Pasien asing berasal dari sejumlah negara, termasuk Indonesia. Selain berobat atas inisiatif sendiri, sebagian pasien dirujuk dokter di Indonesia.
Sementara itu, pasien Indonesia yang berobat di sejumlah rumah sakit anggota kelompok Parkway Health, Singapura, tahun 2010 mencapai 60 persen dari total pasien asing. Jumlah pasien asing di grup rumah sakit swasta ini 30 persen dari jumlah total pasien yang dilayani (Kompas, 15 November 2010).
Menurut Henky, alasan penduduk Indonesia berobat ke luar negeri antara lain mencari teknologi pengobatan yang lebih canggih, mencari layanan kedokteran lebih unggul, serta mendapat layanan keperawatan lebih baik. Ada pula yang berobat ke luar negeri karena lebih murah.
Pengobatan di beberapa rumah sakit Malaysia, khususnya untuk operasi-operasi besar, diakui banyak pihak lebih murah dibandingkan dengan Indonesia. Selain itu, sistem kerja penuh waktu dokter di rumah sakit Malaysia membuat pasien merasa aman saat berobat. Di Indonesia, untuk mendapat penghasilan cukup, banyak dokter berpraktik di banyak rumah sakit.
Mahal
Mahalnya pengobatan di Indonesia dinilai Hasbullah disebabkan oleh belum adanya sistem pengaturan tarif. Akibatnya, sejumlah rumah sakit menetapkan harga layanan berdasar harga layanan di rumah sakit lain.
”Pengenaan aneka pajak terhadap alat-alat kedokteran dan obat-obatan juga membuat layanan medik di Indonesia mahal,” katanya.
Hasbullah menambahkan, pelayanan pasien kelas kaya di Indonesia akan baik jika pelayanan untuk pasien miskin juga baik. Biaya layanan pasien miskin harus ditanggung negara, bukan disubsidi pasien kaya. Sistem subsidi silang dari pasien kaya kepada pasien miskin yang diterapkan sejumlah rumah sakit akan mengurangi kualitas layanan yang diterima pasien.

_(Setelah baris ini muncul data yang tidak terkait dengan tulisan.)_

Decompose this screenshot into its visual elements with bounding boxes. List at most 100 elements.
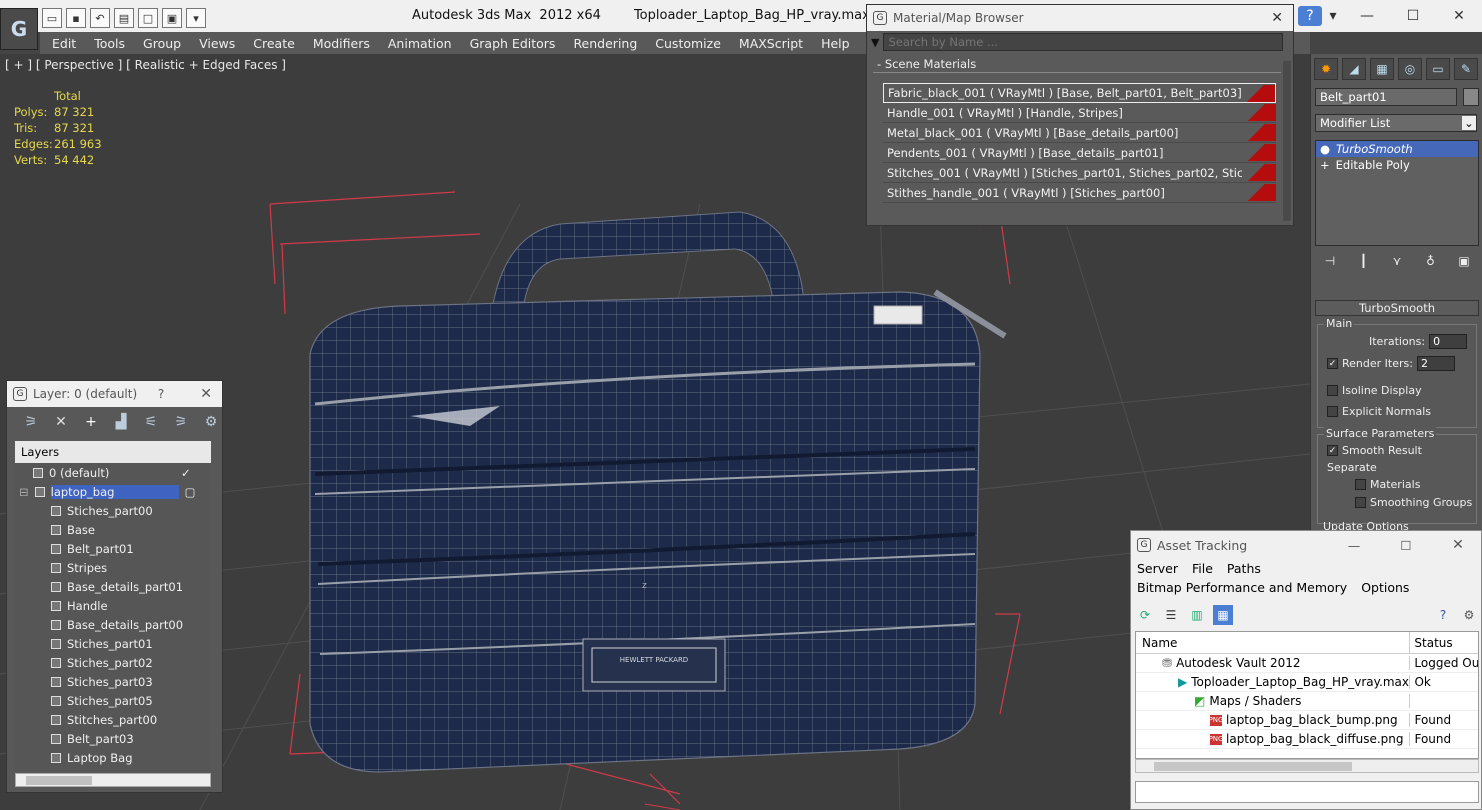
asset-table-horizontal-scrollbar[interactable] (1135, 759, 1479, 773)
scrollbar-thumb[interactable] (1154, 762, 1352, 771)
display-tab-icon[interactable]: ▭ (1426, 58, 1450, 80)
expand-plus-icon[interactable]: + (1320, 158, 1330, 172)
layer-object-row[interactable]: Stiches_part03 (15, 672, 211, 691)
menu-file[interactable]: File (1192, 559, 1213, 578)
help-icon[interactable]: ? (158, 387, 164, 401)
menu-server[interactable]: Server (1137, 559, 1178, 578)
layer-object-row[interactable]: Handle (15, 596, 211, 615)
viewport-label[interactable]: [ + ] [ Perspective ] [ Realistic + Edge… (5, 58, 286, 72)
menu-rendering[interactable]: Rendering (573, 36, 646, 51)
maximize-icon[interactable]: ☐ (1390, 0, 1436, 32)
menu-views[interactable]: Views (199, 36, 244, 51)
layer-object-row[interactable]: Stiches_part01 (15, 634, 211, 653)
maximize-icon[interactable]: ☐ (1383, 538, 1429, 553)
menu-animation[interactable]: Animation (388, 36, 461, 51)
layer-object-row[interactable]: Stitches_part00 (15, 710, 211, 729)
menu-tools[interactable]: Tools (94, 36, 134, 51)
material-item[interactable]: Fabric_black_001 ( VRayMtl ) [Base, Belt… (883, 83, 1276, 103)
hold-icon[interactable]: ▤ (114, 8, 134, 28)
close-icon[interactable]: ✕ (200, 386, 212, 402)
menu-group[interactable]: Group (143, 36, 190, 51)
layer-object-row[interactable]: Stiches_part05 (15, 691, 211, 710)
new-scene-icon[interactable]: □ (138, 8, 158, 28)
material-item[interactable]: Stitches_001 ( VRayMtl ) [Stiches_part01… (883, 163, 1276, 183)
open-folder-icon[interactable]: ▭ (42, 8, 62, 28)
asset-row[interactable]: ◩ Maps / Shaders (1136, 692, 1478, 711)
app-logo-icon[interactable]: G (0, 8, 38, 50)
column-name-header[interactable]: Name (1136, 632, 1411, 653)
smooth-result-checkbox[interactable]: ✓ (1327, 445, 1338, 456)
show-end-result-icon[interactable]: ┃ (1355, 252, 1373, 270)
material-item[interactable]: Pendents_001 ( VRayMtl ) [Base_details_p… (883, 143, 1276, 163)
select-objects-icon[interactable]: ▟ (111, 412, 131, 432)
menu-paths[interactable]: Paths (1227, 559, 1261, 578)
hide-all-icon[interactable]: ⚞ (171, 412, 191, 432)
material-item[interactable]: Metal_black_001 ( VRayMtl ) [Base_detail… (883, 123, 1276, 143)
modifier-list-dropdown[interactable]: Modifier List ⌄ (1315, 114, 1477, 132)
lightbulb-icon[interactable]: ● (1320, 142, 1330, 156)
layer-object-row[interactable]: Belt_part03 (15, 729, 211, 748)
minimize-icon[interactable]: — (1344, 0, 1390, 32)
stack-item-turbosmooth[interactable]: ● TurboSmooth (1316, 141, 1478, 157)
make-unique-icon[interactable]: ⋎ (1388, 252, 1406, 270)
current-layer-checkmark-icon[interactable]: ✓ (181, 466, 191, 480)
pin-stack-icon[interactable]: ⊣ (1321, 252, 1339, 270)
explicit-normals-checkbox[interactable] (1327, 406, 1338, 417)
dropdown-arrow-icon[interactable]: ▾ (186, 8, 206, 28)
material-list-scrollbar[interactable] (1283, 61, 1291, 221)
close-icon[interactable]: ✕ (1436, 0, 1482, 32)
table-view-icon[interactable]: ▦ (1213, 605, 1233, 625)
create-layer-icon[interactable]: ⚞ (21, 412, 41, 432)
asset-row[interactable]: ▶ Toploader_Laptop_Bag_HP_vray.max Ok (1136, 673, 1478, 692)
freeze-all-icon[interactable]: ⚙ (201, 412, 221, 432)
layers-column-header[interactable]: Layers (15, 441, 211, 463)
modify-tab-icon[interactable]: ◢ (1342, 58, 1366, 80)
collapse-icon[interactable]: ⊟ (19, 485, 29, 499)
asset-row[interactable]: ⛃ Autodesk Vault 2012 Logged Out (1136, 654, 1478, 673)
smoothing-groups-checkbox[interactable] (1355, 497, 1366, 508)
menu-modifiers[interactable]: Modifiers (313, 36, 379, 51)
add-to-layer-icon[interactable]: + (81, 412, 101, 432)
settings-icon[interactable]: ⚙ (1459, 605, 1479, 625)
layer-row-default[interactable]: 0 (default) ✓ (15, 463, 211, 482)
layer-object-row[interactable]: Stripes (15, 558, 211, 577)
layer-object-row[interactable]: Base_details_part01 (15, 577, 211, 596)
object-color-swatch[interactable] (1463, 88, 1479, 106)
object-name-input[interactable] (1315, 88, 1457, 106)
help-icon[interactable]: ? (1433, 605, 1453, 625)
layer-object-row[interactable]: Base (15, 520, 211, 539)
stack-item-editable-poly[interactable]: + Editable Poly (1316, 157, 1478, 173)
configure-modifier-sets-icon[interactable]: ▣ (1455, 252, 1473, 270)
isoline-display-checkbox[interactable] (1327, 385, 1338, 396)
materials-checkbox[interactable] (1355, 479, 1366, 490)
menu-graph-editors[interactable]: Graph Editors (470, 36, 565, 51)
minimize-icon[interactable]: — (1331, 538, 1377, 553)
close-icon[interactable]: ✕ (1271, 10, 1283, 26)
layer-list-horizontal-scrollbar[interactable] (15, 773, 211, 787)
undo-icon[interactable]: ↶ (90, 8, 110, 28)
menu-help[interactable]: Help (821, 36, 859, 51)
material-item[interactable]: Stithes_handle_001 ( VRayMtl ) [Stiches_… (883, 183, 1276, 203)
render-iters-checkbox[interactable]: ✓ (1327, 358, 1338, 369)
iterations-spinner[interactable]: 0 (1429, 334, 1468, 349)
list-view-icon[interactable]: ☰ (1161, 605, 1181, 625)
menu-create[interactable]: Create (253, 36, 304, 51)
highlight-layer-icon[interactable]: ⚟ (141, 412, 161, 432)
help-dropdown-icon[interactable]: ▾ (1322, 0, 1344, 32)
material-item[interactable]: Handle_001 ( VRayMtl ) [Handle, Stripes] (883, 103, 1276, 123)
delete-layer-icon[interactable]: ✕ (51, 412, 71, 432)
layer-object-row[interactable]: Base_details_part00 (15, 615, 211, 634)
refresh-icon[interactable]: ⟳ (1135, 605, 1155, 625)
menu-options[interactable]: Options (1361, 578, 1409, 597)
layer-object-row[interactable]: Stiches_part02 (15, 653, 211, 672)
layer-row-laptop-bag[interactable]: ⊟ laptop_bag ▢ (15, 482, 211, 501)
material-search-input[interactable] (883, 33, 1284, 51)
scrollbar-thumb[interactable] (26, 776, 92, 785)
thumbnail-view-icon[interactable]: ▥ (1187, 605, 1207, 625)
turbosmooth-rollout-header[interactable]: TurboSmooth (1315, 300, 1479, 316)
close-icon[interactable]: ✕ (1435, 537, 1481, 553)
save-icon[interactable]: ▪ (66, 8, 86, 28)
hierarchy-tab-icon[interactable]: ▦ (1370, 58, 1394, 80)
menu-customize[interactable]: Customize (655, 36, 730, 51)
search-options-icon[interactable]: ▼ (871, 36, 879, 49)
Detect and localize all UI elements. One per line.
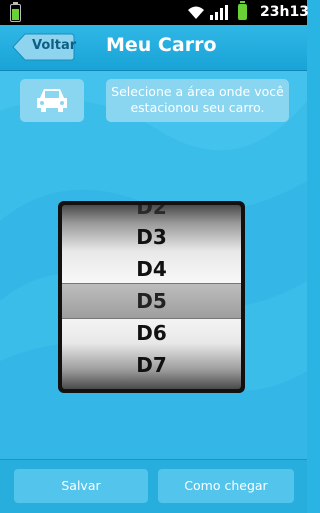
- picker-item[interactable]: D2: [62, 205, 241, 219]
- app-header: Voltar Meu Carro: [0, 25, 307, 71]
- back-button-label: Voltar: [32, 38, 77, 53]
- picker-item[interactable]: D6: [62, 321, 241, 345]
- bottom-bar: Salvar Como chegar: [0, 459, 307, 513]
- signal-icon: [210, 4, 228, 20]
- picker-item[interactable]: D3: [62, 225, 241, 249]
- main-content: Selecione a área onde você estacionou se…: [0, 71, 307, 459]
- instruction-text: Selecione a área onde você estacionou se…: [106, 79, 289, 122]
- status-bar: 23h13: [0, 0, 309, 25]
- car-button[interactable]: [20, 79, 84, 122]
- wifi-icon: [188, 6, 204, 19]
- save-button[interactable]: Salvar: [14, 469, 148, 503]
- directions-button[interactable]: Como chegar: [158, 469, 294, 503]
- picker-item[interactable]: D7: [62, 353, 241, 377]
- battery-icon: [238, 1, 247, 20]
- page-title: Meu Carro: [106, 34, 217, 56]
- battery-charging-icon: [10, 2, 21, 22]
- back-button[interactable]: Voltar: [12, 33, 77, 61]
- parking-area-picker[interactable]: D2 D3 D4 D5 D6 D7: [58, 201, 245, 393]
- picker-drum[interactable]: D2 D3 D4 D5 D6 D7: [62, 205, 241, 389]
- status-time: 23h13: [260, 4, 309, 20]
- car-icon: [37, 89, 67, 112]
- picker-item-selected[interactable]: D5: [62, 289, 241, 313]
- picker-item[interactable]: D4: [62, 257, 241, 281]
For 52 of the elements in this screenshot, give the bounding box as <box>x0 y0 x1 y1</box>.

Sistem yang menjamin kualitas layanan seluruh rakyat termasuk gaji dokter Indonesia kini sedang ditata seiring rencana pelaksanaan sistem Jaminan Kesehatan Nasional mulai 2014. ”Tapi pemerintah harus konsisten untuk menanggung biaya pasien miskin secara memadai,” kata Hasbullah.